Archive for the ‘Countess D’Aulnoy’ Category

Viva Tonalá

September 21, 2014

Pottery history has it’s share of odd tales.  This is an odd tale. 

The Concise Encyclopedia of Continental Pottery and Porcelain mentions a Central American “scented clay.”  Pots made from this clay were supposedly popular in 17th century Spain.  I lived a for a few years in Central America.  I regularly interacted with local potters, anthropologists, archeologists, cultural ministry personnel, and other field workers on several ceramics related projects during my time there.  None of us had ever heard of such a clay. 

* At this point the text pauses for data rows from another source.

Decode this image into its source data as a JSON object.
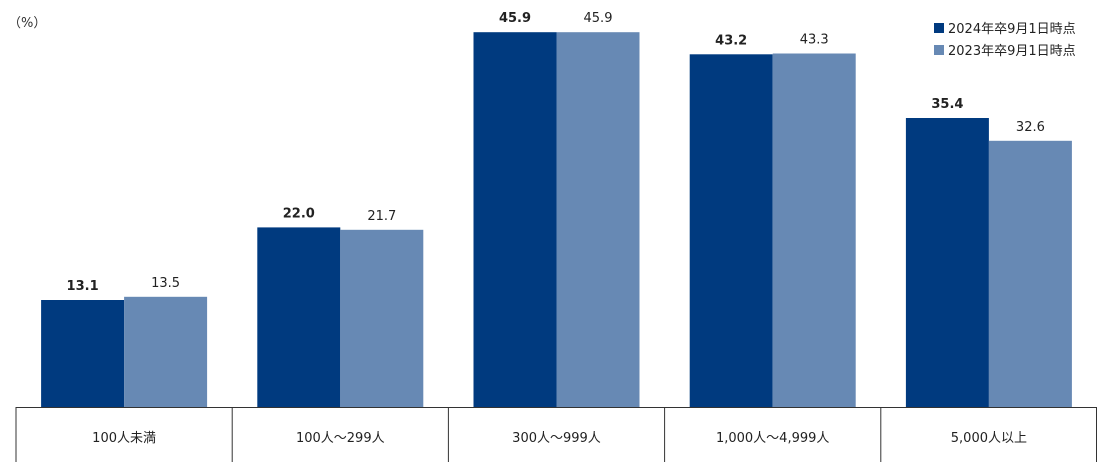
{
  "unit_label": "（%）",
  "legend": [
    {
      "label": "2024年卒9月1日時点",
      "color": "#003a7f"
    },
    {
      "label": "2023年卒9月1日時点",
      "color": "#6789b4"
    }
  ],
  "chart_data": {
    "type": "bar",
    "title": "",
    "xlabel": "",
    "ylabel": "（%）",
    "ylim": [
      0,
      50
    ],
    "grid": false,
    "legend_position": "top-right",
    "categories": [
      "100人未満",
      "100人～299人",
      "300人～999人",
      "1,000人～4,999人",
      "5,000人以上"
    ],
    "series": [
      {
        "name": "2024年卒9月1日時点",
        "color": "#003a7f",
        "values": [
          13.1,
          22.0,
          45.9,
          43.2,
          35.4
        ],
        "labels": [
          "13.1",
          "22.0",
          "45.9",
          "43.2",
          "35.4"
        ]
      },
      {
        "name": "2023年卒9月1日時点",
        "color": "#6789b4",
        "values": [
          13.5,
          21.7,
          45.9,
          43.3,
          32.6
        ],
        "labels": [
          "13.5",
          "21.7",
          "45.9",
          "43.3",
          "32.6"
        ]
      }
    ]
  }
}
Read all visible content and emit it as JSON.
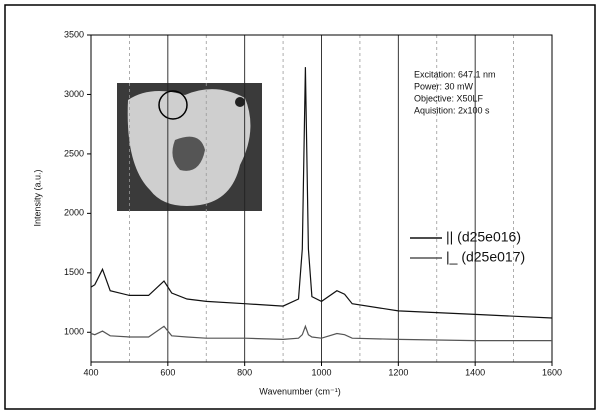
{
  "chart_data": {
    "type": "line",
    "x_label": "Wavenumber (cm⁻¹)",
    "y_label": "Intensity (a.u.)",
    "annotations": [
      "Excitation: 647.1 nm",
      "Power: 30 mW",
      "Objective: X50LF",
      "Aquisition: 2x100 s"
    ],
    "x": [
      400,
      410,
      430,
      450,
      500,
      550,
      590,
      610,
      650,
      700,
      800,
      900,
      940,
      950,
      958,
      966,
      975,
      1000,
      1040,
      1060,
      1080,
      1200,
      1400,
      1600
    ],
    "series": [
      {
        "name": "|| (d25e016)",
        "color": "#111111",
        "values": [
          1380,
          1400,
          1530,
          1350,
          1310,
          1310,
          1430,
          1330,
          1280,
          1260,
          1240,
          1220,
          1280,
          1700,
          3230,
          1700,
          1300,
          1260,
          1350,
          1320,
          1240,
          1180,
          1150,
          1120
        ]
      },
      {
        "name": "|_ (d25e017)",
        "color": "#555555",
        "values": [
          990,
          980,
          1010,
          970,
          960,
          960,
          1050,
          970,
          960,
          950,
          950,
          940,
          950,
          980,
          1050,
          980,
          960,
          950,
          990,
          980,
          950,
          940,
          930,
          930
        ]
      }
    ],
    "xlim": [
      400,
      1600
    ],
    "xticks": [
      400,
      600,
      800,
      1000,
      1200,
      1400,
      1600
    ],
    "xminorticks": [
      500,
      700,
      900,
      1100,
      1300,
      1500
    ],
    "ylim": [
      750,
      3500
    ],
    "yticks": [
      1000,
      1500,
      2000,
      2500,
      3000,
      3500
    ],
    "grid": true,
    "legend": "right"
  }
}
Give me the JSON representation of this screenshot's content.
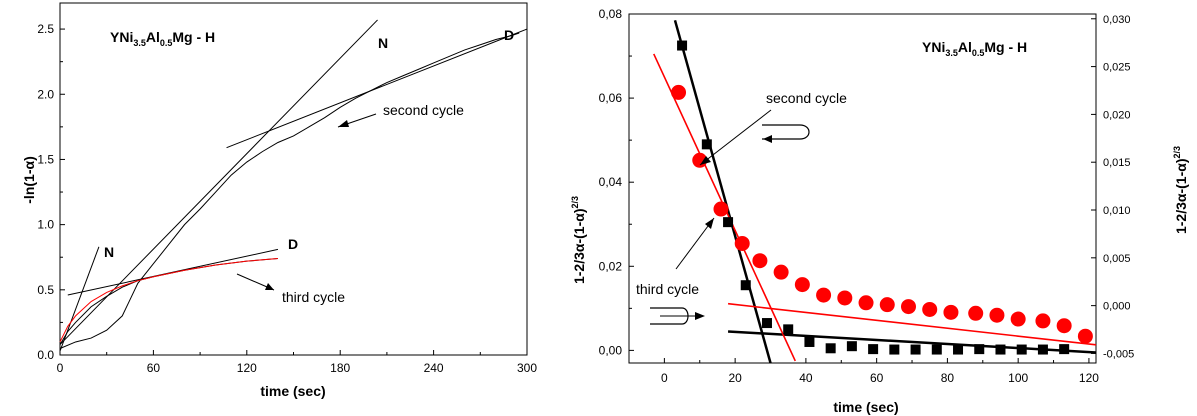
{
  "chart_data": [
    {
      "type": "line",
      "xlabel": "time (sec)",
      "ylabel": "-ln(1-α)",
      "xlim": [
        0,
        300
      ],
      "ylim": [
        0,
        2.7
      ],
      "x_ticks": [
        "0",
        "60",
        "120",
        "180",
        "240",
        "300"
      ],
      "y_ticks": [
        "0.0",
        "0.5",
        "1.0",
        "1.5",
        "2.0",
        "2.5"
      ],
      "formula": {
        "p1": "YNi",
        "s1": "3.5",
        "p2": "Al",
        "s2": "0.5",
        "p3": "Mg - H"
      },
      "annotations": [
        "N",
        "D",
        "N",
        "D",
        "second cycle",
        "third cycle"
      ],
      "series": [
        {
          "name": "second cycle",
          "color": "#000000",
          "x": [
            0,
            10,
            20,
            30,
            40,
            50,
            60,
            70,
            80,
            90,
            100,
            110,
            120,
            130,
            140,
            150,
            160,
            170,
            180,
            190,
            200,
            210,
            220,
            230,
            240,
            250,
            260,
            270,
            280,
            290,
            295
          ],
          "y": [
            0.05,
            0.1,
            0.13,
            0.19,
            0.3,
            0.55,
            0.7,
            0.85,
            1.0,
            1.12,
            1.25,
            1.38,
            1.48,
            1.56,
            1.63,
            1.68,
            1.75,
            1.82,
            1.9,
            1.97,
            2.03,
            2.09,
            2.14,
            2.19,
            2.24,
            2.29,
            2.34,
            2.38,
            2.42,
            2.45,
            2.47
          ]
        },
        {
          "name": "third cycle",
          "color": "#000000",
          "x": [
            0,
            5,
            10,
            20,
            30,
            40,
            50,
            60,
            80,
            100,
            120,
            140
          ],
          "y": [
            0.08,
            0.18,
            0.25,
            0.37,
            0.45,
            0.52,
            0.57,
            0.6,
            0.65,
            0.69,
            0.72,
            0.74
          ]
        },
        {
          "name": "third cycle (fit)",
          "color": "#ff0000",
          "x": [
            0,
            5,
            10,
            20,
            30,
            40,
            50,
            60,
            80,
            100,
            120,
            140
          ],
          "y": [
            0.1,
            0.22,
            0.3,
            0.41,
            0.48,
            0.53,
            0.57,
            0.6,
            0.65,
            0.69,
            0.72,
            0.74
          ]
        }
      ],
      "fit_lines": [
        {
          "label": "N",
          "x": [
            0,
            204
          ],
          "y": [
            0.08,
            2.57
          ]
        },
        {
          "label": "D",
          "x": [
            107,
            300
          ],
          "y": [
            1.59,
            2.5
          ]
        },
        {
          "label": "N",
          "x": [
            0,
            25
          ],
          "y": [
            0.03,
            0.83
          ]
        },
        {
          "label": "D",
          "x": [
            5,
            140
          ],
          "y": [
            0.46,
            0.81
          ]
        }
      ]
    },
    {
      "type": "scatter",
      "xlabel": "time (sec)",
      "ylabel": "1-2/3α-(1-α)",
      "ylabel_sup": "2/3",
      "right_ylabel": "1-2/3α-(1-α)",
      "right_ylabel_sup": "2/3",
      "xlim": [
        -10,
        122
      ],
      "ylim": [
        -0.003,
        0.08
      ],
      "right_ylim": [
        -0.006,
        0.0305
      ],
      "x_ticks": [
        "0",
        "20",
        "40",
        "60",
        "80",
        "100",
        "120"
      ],
      "y_ticks": [
        "0,00",
        "0,02",
        "0,04",
        "0,06",
        "0,08"
      ],
      "right_ticks": [
        "-0,005",
        "0,000",
        "0,005",
        "0,010",
        "0,015",
        "0,020",
        "0,025",
        "0,030"
      ],
      "formula": {
        "p1": "YNi",
        "s1": "3.5",
        "p2": "Al",
        "s2": "0.5",
        "p3": "Mg - H"
      },
      "annotations": [
        "second cycle",
        "third cycle"
      ],
      "series": [
        {
          "name": "second cycle",
          "marker": "square",
          "color": "#000000",
          "axis": "left",
          "x": [
            5,
            12,
            18,
            23,
            29,
            35,
            41,
            47,
            53,
            59,
            65,
            71,
            77,
            83,
            89,
            95,
            101,
            107,
            113
          ],
          "y": [
            0.0725,
            0.049,
            0.0305,
            0.0155,
            0.0065,
            0.005,
            0.002,
            0.0005,
            0.001,
            0.0003,
            0.0002,
            0.0002,
            0.0002,
            0.0002,
            0.0003,
            0.0002,
            0.0002,
            0.0002,
            0.0003
          ]
        },
        {
          "name": "third cycle",
          "marker": "circle",
          "color": "#ff0000",
          "axis": "right",
          "x": [
            4,
            10,
            16,
            22,
            27,
            33,
            39,
            45,
            51,
            57,
            63,
            69,
            75,
            81,
            88,
            94,
            100,
            107,
            113,
            119
          ],
          "y": [
            0.0223,
            0.0152,
            0.0101,
            0.0065,
            0.0047,
            0.0035,
            0.0022,
            0.0011,
            0.0008,
            0.0003,
            0.0001,
            -0.0001,
            -0.0004,
            -0.0007,
            -0.0008,
            -0.001,
            -0.0014,
            -0.0016,
            -0.0021,
            -0.0032
          ]
        }
      ],
      "fit_lines": [
        {
          "series": "second cycle",
          "axis": "left",
          "x": [
            3,
            30
          ],
          "y": [
            0.0785,
            -0.003
          ]
        },
        {
          "series": "second cycle",
          "axis": "left",
          "x": [
            18,
            122
          ],
          "y": [
            0.0045,
            -0.0005
          ]
        },
        {
          "series": "third cycle",
          "axis": "left",
          "x": [
            -3,
            37
          ],
          "y": [
            0.0705,
            -0.0025
          ]
        },
        {
          "series": "third cycle",
          "axis": "right",
          "x": [
            18,
            122
          ],
          "y": [
            0.0002,
            -0.0041
          ]
        }
      ]
    }
  ]
}
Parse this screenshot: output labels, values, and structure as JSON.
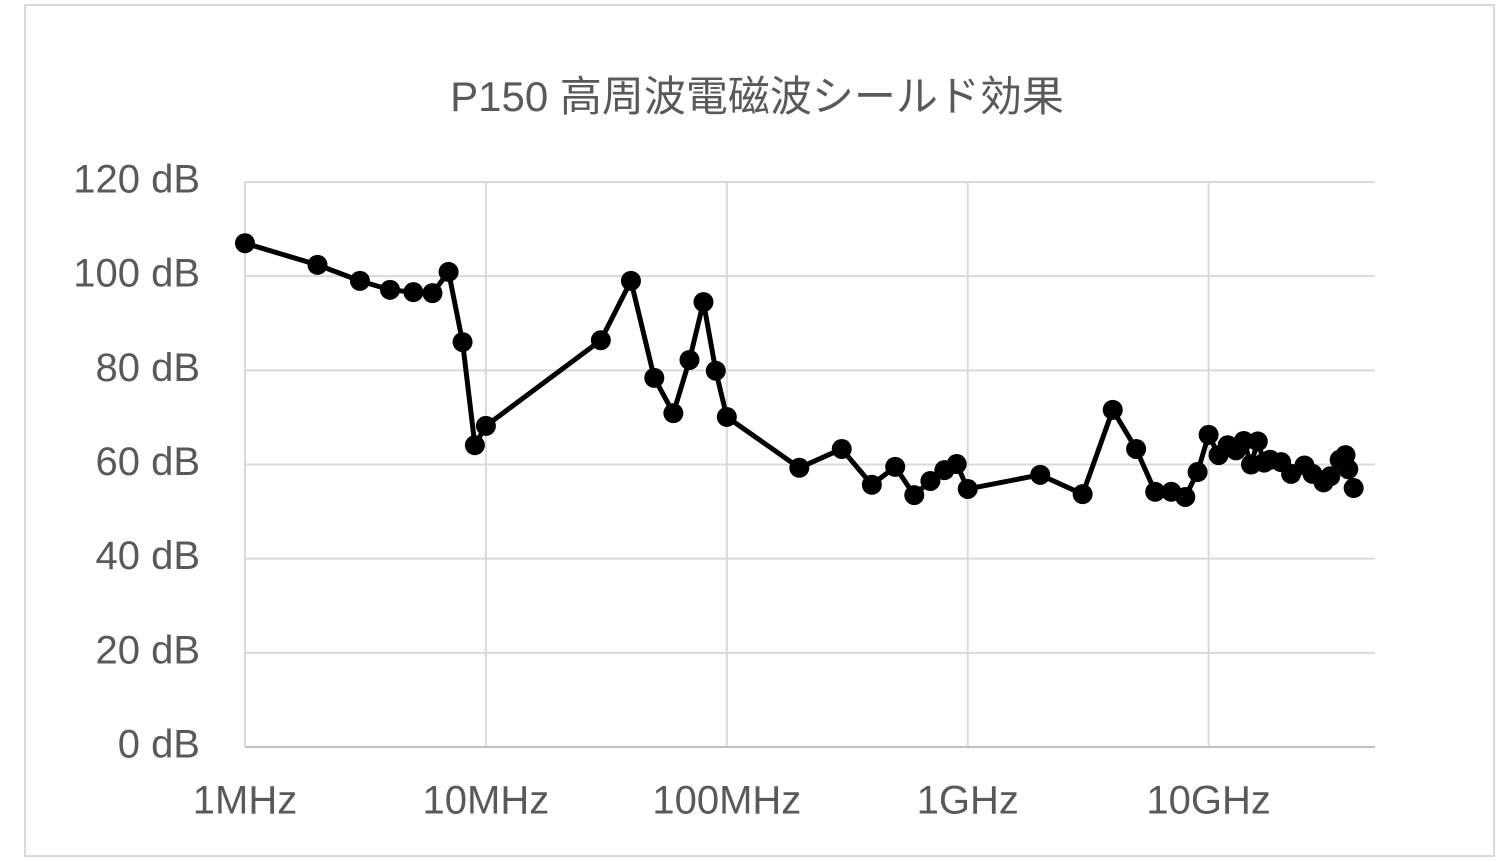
{
  "chart_data": {
    "type": "line",
    "title": "P150 高周波電磁波シールド効果",
    "x_scale": "log",
    "grid": true,
    "xlim": [
      1,
      50000
    ],
    "xticks": [
      {
        "value": 1,
        "label": "1MHz"
      },
      {
        "value": 10,
        "label": "10MHz"
      },
      {
        "value": 100,
        "label": "100MHz"
      },
      {
        "value": 1000,
        "label": "1GHz"
      },
      {
        "value": 10000,
        "label": "10GHz"
      }
    ],
    "ylim": [
      0,
      120
    ],
    "yticks": [
      {
        "value": 0,
        "label": "0 dB"
      },
      {
        "value": 20,
        "label": "20 dB"
      },
      {
        "value": 40,
        "label": "40 dB"
      },
      {
        "value": 60,
        "label": "60 dB"
      },
      {
        "value": 80,
        "label": "80 dB"
      },
      {
        "value": 100,
        "label": "100 dB"
      },
      {
        "value": 120,
        "label": "120 dB"
      }
    ],
    "series": [
      {
        "color": "#000000",
        "x": [
          1,
          2,
          3,
          4,
          5,
          6,
          7,
          8,
          9,
          10,
          30,
          40,
          50,
          60,
          70,
          80,
          90,
          100,
          200,
          300,
          400,
          500,
          600,
          700,
          800,
          900,
          1000,
          2000,
          3000,
          4000,
          5000,
          6000,
          7000,
          8000,
          9000,
          10000,
          11000,
          12000,
          13000,
          14000,
          15000,
          16000,
          17000,
          18000,
          20000,
          22000,
          25000,
          27000,
          30000,
          32000,
          35000,
          37000,
          38000,
          40000
        ],
        "values": [
          107.0,
          102.4,
          99.0,
          97.1,
          96.6,
          96.4,
          100.9,
          86.0,
          64.1,
          68.2,
          86.4,
          99.0,
          78.4,
          70.9,
          82.2,
          94.5,
          79.9,
          70.1,
          59.3,
          63.3,
          55.7,
          59.5,
          53.5,
          56.5,
          58.8,
          60.1,
          54.8,
          57.8,
          53.7,
          71.6,
          63.3,
          54.2,
          54.2,
          53.1,
          58.4,
          66.3,
          62.0,
          64.1,
          63.0,
          65.0,
          60.0,
          64.9,
          60.4,
          61.0,
          60.5,
          58.0,
          59.8,
          58.0,
          56.2,
          57.5,
          61.0,
          62.0,
          59.0,
          55.0
        ]
      }
    ]
  }
}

But that’s not the odd part.  There really was a sort of scented clay – rather a clay that caused flavored effervescence and aroma in water kept in burnished pots made from it.  This pottery was called “Tonalá Bruñida.”  The bright red extremely low fired clay wasn’t from Central America however.  It was mined uniquely in Guadalajara, Mexico.  And  every Central American knows that Mexico is part of North America.  Water in Tonalá pots (until the mine tapped out in the 18th century) fizzed even more when stirred. 

But that’s not the odd part.  Aristocratic Spanish ladies were crazy for Tonalá water jars and mugs.  Drinking from these vessels caused a psychotropic, almost opium-like effect.  The visiting French Countess D’Aulnoy described how after drinking this water the Spanish ladies “went into a trance.  Their stomachs became distended and hard and their skin turned into a yellow color like that of a quince.” 

But that’s not the odd part.  French ladies hated Tonalá.  They thought water kept in these pots tasted like dirt.  They got no psychotropic thrill from drinking the water.  They were disgusted by the smell of it. 

That’s probably not so odd.  Anyway, the very low temperature at which Tonalá was fired made it extremely fragile.  Breakage was common.  That was a good thing, because the Spanish ladies got an extra buzz by eating the broken shards and dust.   This was positively too barbaric for the French ladies.  Even the adventurous Countess D’Aulnoy, who gave it a try, later confided “I would have preferred to eat sandstone…”

The odd part (to me anyway) is how this situation was seemingly looked upon as simply a ladies “vanitas” activity.  Bubbly, intoxicating drinks and chewy, cosmic pottery?  Where were the gentlemen?

Readings:

Cerámica y Cultura.  Gavin, Pierce and Pleguezuelo, eds.  University of New Mexico Press/Albuquerque.  2003.

The Concise Encyclopedia of Continental Pottery and Porcelain.  Reginald Haggar.  Hawthorn Books/New York.  1960.